Sawyer is also realistic. “We’re not suggesting that the revised points structure is the single solution,” he said. “Individual skill, tactical awareness and coaching still plays a major role in improving the general batting standards in the women’s game.” In short, the bonus point is a nudge, not a magic fix.

The personnel news is less upbeat for Auckland. Left-arm spinner Fran Jonas has chosen to sit out the Super Smash while she makes technical tweaks, eyeing a February return in the Hallyburton Johnstone Shield. Liz Green, NZC’s head of women’s high performance, backed the call. “Taking some time away from the pressures of in-match cricket is what’s best for Fran at this point in time. Fran is an integral part of the White Ferns’ plans and she has the full support of NZC and Auckland Cricket.
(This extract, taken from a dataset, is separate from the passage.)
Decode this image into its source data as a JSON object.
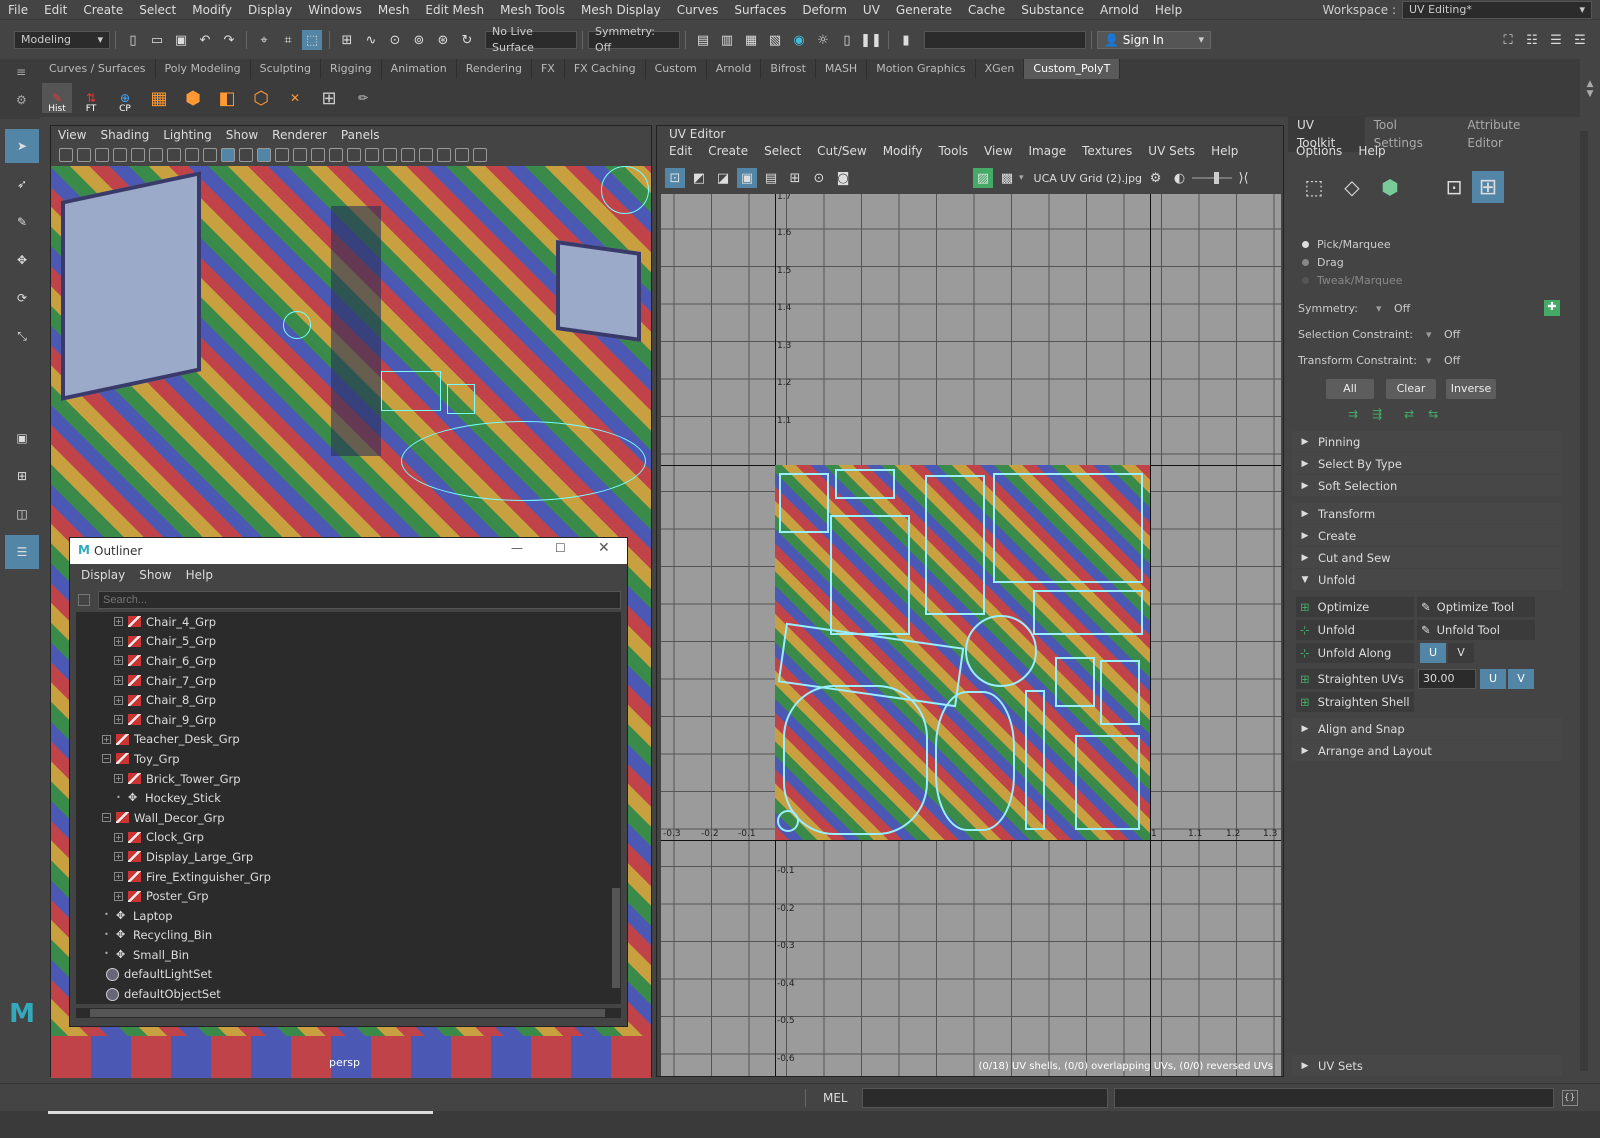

Fran deserves huge credit for the maturity she has shown in making this decision and we know she will benefit from the time away to focus on herself.”

Jonas’s absence trims Auckland’s spin options but, given her age and role in the national set-up, the larger picture matters. A clear head and a steady action beat a rushed return.

Back on the field, Wellington arrive as defending champions. The competition opens on Boxing Day at Seddon Park, Northern Districts hosting Auckland in the curtain-raiser before Wellington meet Canterbury. Weather is usually friendly, the surfaces true, and, if the bonus point has the desired effect, 150 should feel less a target and more a baseline.

For the fans it is simple: more runs, still only 20 overs, one extra line in the table. For the players, an early taste of the World Cup tempo.